Interview mit BI Forschungsgruppe Scalable Computing Hardware
In diesem Interview gibt die Forschungsgruppe Scalable Computing Hardware des Barkhausen Instituts Einblicke in ihre aktuelle Arbeit und ihre Forschungsschwerpunkte. Ergänzend dazu teilen einzelne Gruppenmitglieder ihre persönlichen Perspektiven und Erfahrungen.
“Sichere digitale Systeme sind eine Grundlage für eine gut funktionierende moderne Gesellschaft. Sicherheit darf daher kein nachträglicher Gedanke sein, sondern muss während des gesamten Entwurfs- und Entwicklungsprozesses berücksichtigt werden. Aufgrund der Universalität und Vielseitigkeit digitaler Hardware können durchdachte Implementierungen einen großen Einfluss auf den Zugang zu gesellschaftlichen Ressourcen über digitale Mittel haben. Sie können diesen Zugang sicherer und benutzerfreundlicher machen.”
- Michael Raitza (Research Group Leader)
Was ist das Forschungsthema eurer Gruppe?
Die Forschungsgruppe Scalable Computing Hardware arbeitet an der Entwicklung vertrauenswürdiger digitaler Architekturen und Plattformchips, die viele Rechenaufgaben gleichzeitig bewältigen können. Diese skalierbaren Multiprozessor-Systeme auf einem Chip (MPSoCs) sind darauf ausgelegt, die Datenverarbeitung in vernetzten Geräten sowohl sicher als auch energieeffizient zu gestalten. Wir konzentrieren uns darauf, Sicherheitsmechanismen innerhalb dieser MPSoC-Architekturen zu entwickeln, um verschiedene Anwendungen voneinander zu isolieren und die Risiken von Cyberangriffen oder Softwarefehlern zu verringern.
An welchen Projekten arbeitet ihr derzeit?
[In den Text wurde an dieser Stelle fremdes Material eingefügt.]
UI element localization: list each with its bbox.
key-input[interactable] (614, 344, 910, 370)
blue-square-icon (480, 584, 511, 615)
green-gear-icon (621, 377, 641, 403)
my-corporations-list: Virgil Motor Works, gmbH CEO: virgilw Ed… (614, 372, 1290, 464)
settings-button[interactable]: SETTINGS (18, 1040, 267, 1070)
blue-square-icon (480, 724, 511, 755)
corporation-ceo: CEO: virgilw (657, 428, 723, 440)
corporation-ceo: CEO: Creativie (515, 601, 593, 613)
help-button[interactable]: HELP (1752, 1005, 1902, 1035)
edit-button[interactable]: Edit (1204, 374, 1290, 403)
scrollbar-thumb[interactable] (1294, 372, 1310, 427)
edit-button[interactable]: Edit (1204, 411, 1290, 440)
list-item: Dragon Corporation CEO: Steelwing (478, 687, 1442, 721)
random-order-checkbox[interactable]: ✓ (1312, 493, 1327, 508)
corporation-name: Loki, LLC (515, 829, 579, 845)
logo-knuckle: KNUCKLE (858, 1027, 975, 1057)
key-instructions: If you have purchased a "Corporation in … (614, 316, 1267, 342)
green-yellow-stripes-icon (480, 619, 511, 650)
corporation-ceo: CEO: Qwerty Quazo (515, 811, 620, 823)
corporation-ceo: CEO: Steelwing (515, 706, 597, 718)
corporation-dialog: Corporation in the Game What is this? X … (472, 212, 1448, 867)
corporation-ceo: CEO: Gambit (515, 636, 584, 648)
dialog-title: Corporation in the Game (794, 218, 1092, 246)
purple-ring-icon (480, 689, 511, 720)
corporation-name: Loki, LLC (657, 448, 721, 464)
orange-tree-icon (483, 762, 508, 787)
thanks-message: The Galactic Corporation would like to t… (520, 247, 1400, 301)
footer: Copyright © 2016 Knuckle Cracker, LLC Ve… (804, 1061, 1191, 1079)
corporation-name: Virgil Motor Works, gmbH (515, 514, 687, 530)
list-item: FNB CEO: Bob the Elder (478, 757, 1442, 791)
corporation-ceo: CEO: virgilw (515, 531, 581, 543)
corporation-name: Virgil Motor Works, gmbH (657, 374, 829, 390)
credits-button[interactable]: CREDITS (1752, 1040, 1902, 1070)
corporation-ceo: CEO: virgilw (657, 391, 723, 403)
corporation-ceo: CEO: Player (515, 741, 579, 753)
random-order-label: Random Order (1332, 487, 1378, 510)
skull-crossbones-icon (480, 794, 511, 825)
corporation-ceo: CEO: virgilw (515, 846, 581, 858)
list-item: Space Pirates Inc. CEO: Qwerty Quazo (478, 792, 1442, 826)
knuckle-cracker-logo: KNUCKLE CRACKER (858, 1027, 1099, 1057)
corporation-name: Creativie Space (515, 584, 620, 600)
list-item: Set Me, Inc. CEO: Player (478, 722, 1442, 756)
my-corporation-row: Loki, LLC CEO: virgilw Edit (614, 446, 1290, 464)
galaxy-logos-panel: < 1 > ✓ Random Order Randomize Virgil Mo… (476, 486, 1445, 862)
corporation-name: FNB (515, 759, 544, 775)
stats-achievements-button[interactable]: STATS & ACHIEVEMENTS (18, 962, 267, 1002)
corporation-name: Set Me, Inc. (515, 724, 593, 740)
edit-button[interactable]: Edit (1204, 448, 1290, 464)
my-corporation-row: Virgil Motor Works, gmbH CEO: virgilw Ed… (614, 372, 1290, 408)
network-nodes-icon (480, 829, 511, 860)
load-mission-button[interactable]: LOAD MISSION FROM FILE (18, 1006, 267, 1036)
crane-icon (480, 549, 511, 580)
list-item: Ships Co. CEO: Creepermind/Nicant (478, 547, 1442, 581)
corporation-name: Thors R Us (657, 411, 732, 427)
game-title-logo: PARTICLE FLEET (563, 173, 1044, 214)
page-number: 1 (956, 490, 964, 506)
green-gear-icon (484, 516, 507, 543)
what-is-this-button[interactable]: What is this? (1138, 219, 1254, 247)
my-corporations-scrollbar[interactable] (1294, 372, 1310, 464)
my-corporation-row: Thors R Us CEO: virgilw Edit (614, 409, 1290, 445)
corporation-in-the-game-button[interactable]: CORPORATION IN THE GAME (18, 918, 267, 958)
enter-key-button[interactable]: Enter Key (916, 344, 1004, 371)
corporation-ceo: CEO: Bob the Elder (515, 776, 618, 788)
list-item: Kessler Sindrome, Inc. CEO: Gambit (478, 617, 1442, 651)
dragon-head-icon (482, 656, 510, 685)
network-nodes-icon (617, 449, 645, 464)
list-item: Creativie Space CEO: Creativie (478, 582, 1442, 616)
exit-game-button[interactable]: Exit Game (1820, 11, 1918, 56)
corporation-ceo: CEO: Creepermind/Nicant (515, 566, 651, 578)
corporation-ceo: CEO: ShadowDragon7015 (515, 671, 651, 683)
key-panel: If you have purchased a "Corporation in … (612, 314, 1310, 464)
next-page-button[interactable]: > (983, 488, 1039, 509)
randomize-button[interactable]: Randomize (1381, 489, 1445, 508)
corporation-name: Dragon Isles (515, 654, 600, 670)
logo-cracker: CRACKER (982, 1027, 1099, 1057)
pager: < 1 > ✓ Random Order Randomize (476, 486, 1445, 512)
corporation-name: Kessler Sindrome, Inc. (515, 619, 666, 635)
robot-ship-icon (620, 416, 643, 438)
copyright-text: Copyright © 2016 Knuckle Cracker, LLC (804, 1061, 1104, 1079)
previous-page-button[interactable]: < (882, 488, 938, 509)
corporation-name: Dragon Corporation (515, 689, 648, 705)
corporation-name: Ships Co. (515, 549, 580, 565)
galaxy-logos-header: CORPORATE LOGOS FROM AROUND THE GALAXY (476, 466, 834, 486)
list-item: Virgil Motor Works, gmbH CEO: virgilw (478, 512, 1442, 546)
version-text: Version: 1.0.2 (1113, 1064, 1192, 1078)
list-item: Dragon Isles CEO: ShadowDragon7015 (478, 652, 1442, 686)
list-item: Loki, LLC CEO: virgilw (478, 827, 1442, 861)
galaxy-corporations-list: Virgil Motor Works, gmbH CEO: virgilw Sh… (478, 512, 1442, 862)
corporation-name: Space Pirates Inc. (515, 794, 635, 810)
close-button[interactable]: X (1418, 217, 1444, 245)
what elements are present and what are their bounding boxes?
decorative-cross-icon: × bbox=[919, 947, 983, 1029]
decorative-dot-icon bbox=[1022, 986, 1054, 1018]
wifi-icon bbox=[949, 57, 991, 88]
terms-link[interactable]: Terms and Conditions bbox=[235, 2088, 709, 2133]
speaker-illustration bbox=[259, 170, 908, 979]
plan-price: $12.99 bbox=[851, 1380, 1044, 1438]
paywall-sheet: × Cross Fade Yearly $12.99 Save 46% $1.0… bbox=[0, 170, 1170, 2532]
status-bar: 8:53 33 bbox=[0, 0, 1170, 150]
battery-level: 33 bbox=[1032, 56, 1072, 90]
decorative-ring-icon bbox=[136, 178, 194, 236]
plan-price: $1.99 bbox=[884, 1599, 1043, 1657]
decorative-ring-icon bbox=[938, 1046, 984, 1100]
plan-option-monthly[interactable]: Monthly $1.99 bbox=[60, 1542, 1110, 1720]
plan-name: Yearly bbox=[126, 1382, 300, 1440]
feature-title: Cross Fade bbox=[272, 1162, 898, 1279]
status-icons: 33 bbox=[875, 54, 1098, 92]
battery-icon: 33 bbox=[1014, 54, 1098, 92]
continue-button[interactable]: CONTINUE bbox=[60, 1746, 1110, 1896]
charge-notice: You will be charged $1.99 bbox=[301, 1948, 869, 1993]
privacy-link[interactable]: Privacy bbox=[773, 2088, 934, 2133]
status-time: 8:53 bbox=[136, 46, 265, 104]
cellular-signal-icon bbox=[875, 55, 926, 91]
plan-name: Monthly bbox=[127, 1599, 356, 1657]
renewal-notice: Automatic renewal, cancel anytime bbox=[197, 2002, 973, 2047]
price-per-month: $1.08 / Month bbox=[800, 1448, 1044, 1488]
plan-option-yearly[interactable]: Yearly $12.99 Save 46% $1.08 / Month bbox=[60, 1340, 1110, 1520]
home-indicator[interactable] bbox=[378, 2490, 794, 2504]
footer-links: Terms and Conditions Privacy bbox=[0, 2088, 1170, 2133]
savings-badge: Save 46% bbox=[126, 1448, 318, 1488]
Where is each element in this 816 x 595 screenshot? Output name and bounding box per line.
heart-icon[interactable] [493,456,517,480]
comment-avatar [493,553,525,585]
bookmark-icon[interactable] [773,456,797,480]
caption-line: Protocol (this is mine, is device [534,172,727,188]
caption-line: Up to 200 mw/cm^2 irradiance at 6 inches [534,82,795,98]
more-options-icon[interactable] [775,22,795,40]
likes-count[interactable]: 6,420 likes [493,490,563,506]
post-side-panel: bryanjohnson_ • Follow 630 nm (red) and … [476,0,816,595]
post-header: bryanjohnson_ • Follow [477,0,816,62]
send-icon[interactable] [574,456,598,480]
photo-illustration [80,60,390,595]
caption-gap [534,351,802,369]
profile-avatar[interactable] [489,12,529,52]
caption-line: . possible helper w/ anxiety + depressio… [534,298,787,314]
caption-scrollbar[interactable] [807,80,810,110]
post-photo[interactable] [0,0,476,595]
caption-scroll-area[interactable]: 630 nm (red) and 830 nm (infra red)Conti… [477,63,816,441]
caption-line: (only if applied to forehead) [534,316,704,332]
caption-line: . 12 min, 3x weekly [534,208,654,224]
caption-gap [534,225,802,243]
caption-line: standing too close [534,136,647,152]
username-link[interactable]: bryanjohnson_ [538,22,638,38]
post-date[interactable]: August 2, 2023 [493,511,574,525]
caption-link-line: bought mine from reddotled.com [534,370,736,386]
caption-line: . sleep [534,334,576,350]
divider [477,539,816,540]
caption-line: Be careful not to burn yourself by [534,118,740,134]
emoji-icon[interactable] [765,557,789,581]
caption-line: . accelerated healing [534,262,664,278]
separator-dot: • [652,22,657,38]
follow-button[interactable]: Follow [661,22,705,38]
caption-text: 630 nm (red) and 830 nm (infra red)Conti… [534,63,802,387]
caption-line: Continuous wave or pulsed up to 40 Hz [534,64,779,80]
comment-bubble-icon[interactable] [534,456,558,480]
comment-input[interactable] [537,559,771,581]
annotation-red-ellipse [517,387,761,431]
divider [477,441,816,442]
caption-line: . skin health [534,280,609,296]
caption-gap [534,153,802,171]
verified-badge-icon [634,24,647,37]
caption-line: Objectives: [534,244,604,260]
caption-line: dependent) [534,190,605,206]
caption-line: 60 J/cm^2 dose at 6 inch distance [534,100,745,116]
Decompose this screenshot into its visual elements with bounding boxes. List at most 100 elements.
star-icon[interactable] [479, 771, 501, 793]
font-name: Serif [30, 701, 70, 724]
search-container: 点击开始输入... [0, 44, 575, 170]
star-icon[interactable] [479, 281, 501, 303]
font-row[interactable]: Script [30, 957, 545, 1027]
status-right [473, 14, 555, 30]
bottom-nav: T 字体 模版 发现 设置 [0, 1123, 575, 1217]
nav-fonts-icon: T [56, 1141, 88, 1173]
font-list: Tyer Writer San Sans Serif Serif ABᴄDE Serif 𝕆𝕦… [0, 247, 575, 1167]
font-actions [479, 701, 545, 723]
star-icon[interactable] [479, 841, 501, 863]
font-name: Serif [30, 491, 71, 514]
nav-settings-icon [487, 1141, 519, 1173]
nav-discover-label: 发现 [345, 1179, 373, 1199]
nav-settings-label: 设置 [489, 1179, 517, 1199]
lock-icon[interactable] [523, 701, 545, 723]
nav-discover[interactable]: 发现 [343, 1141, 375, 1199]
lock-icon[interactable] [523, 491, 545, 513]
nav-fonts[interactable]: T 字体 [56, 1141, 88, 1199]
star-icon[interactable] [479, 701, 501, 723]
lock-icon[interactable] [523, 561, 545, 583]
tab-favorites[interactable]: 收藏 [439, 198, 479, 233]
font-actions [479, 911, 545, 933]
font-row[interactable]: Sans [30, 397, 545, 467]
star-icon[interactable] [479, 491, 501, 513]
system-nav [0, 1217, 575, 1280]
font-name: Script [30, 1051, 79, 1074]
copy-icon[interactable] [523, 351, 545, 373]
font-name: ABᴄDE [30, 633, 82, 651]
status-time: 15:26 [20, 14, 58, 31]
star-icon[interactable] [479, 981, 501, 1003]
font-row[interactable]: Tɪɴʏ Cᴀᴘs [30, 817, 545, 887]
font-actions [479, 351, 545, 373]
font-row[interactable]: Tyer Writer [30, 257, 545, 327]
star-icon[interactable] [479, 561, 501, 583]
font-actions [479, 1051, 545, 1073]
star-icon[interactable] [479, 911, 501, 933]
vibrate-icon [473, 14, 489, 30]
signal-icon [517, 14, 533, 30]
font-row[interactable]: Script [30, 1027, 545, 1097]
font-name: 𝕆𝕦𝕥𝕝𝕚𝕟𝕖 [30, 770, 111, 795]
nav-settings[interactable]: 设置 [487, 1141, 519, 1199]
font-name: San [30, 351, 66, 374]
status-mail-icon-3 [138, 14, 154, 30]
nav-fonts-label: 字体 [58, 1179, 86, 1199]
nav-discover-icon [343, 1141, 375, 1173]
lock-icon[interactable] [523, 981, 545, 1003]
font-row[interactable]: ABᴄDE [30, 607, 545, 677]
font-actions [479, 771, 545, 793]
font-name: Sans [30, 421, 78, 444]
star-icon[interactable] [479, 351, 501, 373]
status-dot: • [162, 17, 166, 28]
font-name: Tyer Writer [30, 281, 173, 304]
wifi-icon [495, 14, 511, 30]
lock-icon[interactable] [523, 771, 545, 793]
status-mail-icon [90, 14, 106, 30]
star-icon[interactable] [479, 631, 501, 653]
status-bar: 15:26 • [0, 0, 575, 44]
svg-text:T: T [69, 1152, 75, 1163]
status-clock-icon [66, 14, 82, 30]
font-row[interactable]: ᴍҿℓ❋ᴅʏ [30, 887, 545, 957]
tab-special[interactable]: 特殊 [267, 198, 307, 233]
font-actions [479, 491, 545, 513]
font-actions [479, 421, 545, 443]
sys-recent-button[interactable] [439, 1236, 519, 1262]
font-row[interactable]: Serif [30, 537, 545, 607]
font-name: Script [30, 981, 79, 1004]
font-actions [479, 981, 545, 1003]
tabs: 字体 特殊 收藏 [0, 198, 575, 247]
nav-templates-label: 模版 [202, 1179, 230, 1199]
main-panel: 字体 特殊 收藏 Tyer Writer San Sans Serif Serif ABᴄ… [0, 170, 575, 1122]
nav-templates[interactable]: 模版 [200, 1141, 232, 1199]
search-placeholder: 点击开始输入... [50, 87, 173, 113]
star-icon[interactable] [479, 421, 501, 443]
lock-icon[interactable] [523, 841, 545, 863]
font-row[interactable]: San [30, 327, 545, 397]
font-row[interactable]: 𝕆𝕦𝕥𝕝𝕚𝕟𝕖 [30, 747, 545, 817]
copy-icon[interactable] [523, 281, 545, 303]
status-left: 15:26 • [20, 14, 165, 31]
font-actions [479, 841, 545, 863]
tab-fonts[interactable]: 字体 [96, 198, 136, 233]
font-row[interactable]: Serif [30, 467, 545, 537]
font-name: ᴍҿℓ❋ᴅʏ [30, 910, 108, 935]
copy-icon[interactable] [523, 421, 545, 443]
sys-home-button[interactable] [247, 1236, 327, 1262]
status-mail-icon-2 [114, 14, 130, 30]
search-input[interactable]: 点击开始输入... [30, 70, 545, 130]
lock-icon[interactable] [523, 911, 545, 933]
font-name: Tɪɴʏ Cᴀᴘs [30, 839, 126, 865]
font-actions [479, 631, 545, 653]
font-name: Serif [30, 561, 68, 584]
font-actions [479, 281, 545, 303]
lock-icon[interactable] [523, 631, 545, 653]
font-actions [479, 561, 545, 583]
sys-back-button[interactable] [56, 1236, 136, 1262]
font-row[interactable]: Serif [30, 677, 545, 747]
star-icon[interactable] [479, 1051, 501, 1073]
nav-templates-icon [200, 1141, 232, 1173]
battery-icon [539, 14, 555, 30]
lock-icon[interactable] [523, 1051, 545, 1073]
Die Ergebnisse dieser Forschung fließen in das interdisziplinäre Projekt M3 ein, das in Zusammenarbeit mit der BI-Forschungsgruppe Composable Operating Systems durchgeführt wird. Auf dieser Grundlage wird jährlich ein Chip-Tape-out realisiert, um die Forschungsergebnisse in Silizium zu validieren. Weitere Projekte in unserer Gruppe befassen sich mit dem Entwurf und der Analyse vertrauenswürdiger On-Chip-Kommunikationshardware und -protokolle, sicheren Cache-Kohärenzmechanismen sowie der Sicherheits- und Seitenkanalanalyse von Networks-on-Chip (NoCs) und der Forschung an chipletbasierten Systemen.
“Nur wenige technologische Entwicklungen in der Menschheitsgeschichte haben die Welt so tiefgreifend und schnell verändert wie die Entwicklung von Mikrochips. Da diese rasante Entwicklung in den letzten Jahren immer komplexer geworden ist und Mikrochips mittlerweile die unsichtbare Grundlage des modernen Lebens bilden, ist es wichtiger denn je, sie sicher, effizient und vertrauenswürdig zu gestalten. Teil dieser Mission zu sein, ist eine großartige Erfahrung."
- Christopher Dunkel (Associate Researcher)
Wie hängt eure Forschung mit dem Alltag zusammen? Welche Probleme und Herausforderungen versucht ihr zu lösen?
Unsere Forschung trägt dazu bei, die Technologien, die wir täglich nutzen – wie Smartphones, Autos und Smart-Home-Geräte – sicherer und zuverlässiger zu machen. Wir entwickeln digitale Architekturen und Plattformchips, die vor Cyberangriffen schützen und gleichzeitig Energie effizienter nutzen. Dadurch können Menschen darauf vertrauen, dass ihre Geräte in einer zunehmend vernetzten Welt sicher und nachhaltig funktionieren.
“Mich begeistert besonders, wie digitale Hardware und Systeme aufgebaut werden, wie klein moderne Chipdesigns tatsächlich sein können und wie effizient sich Datenverarbeitung realisieren lässt. Darüber hinaus ist es besonders spannend, Sicherheitsmechanismen zu untersuchen, zu hinterfragen und weiterzuentwickeln.”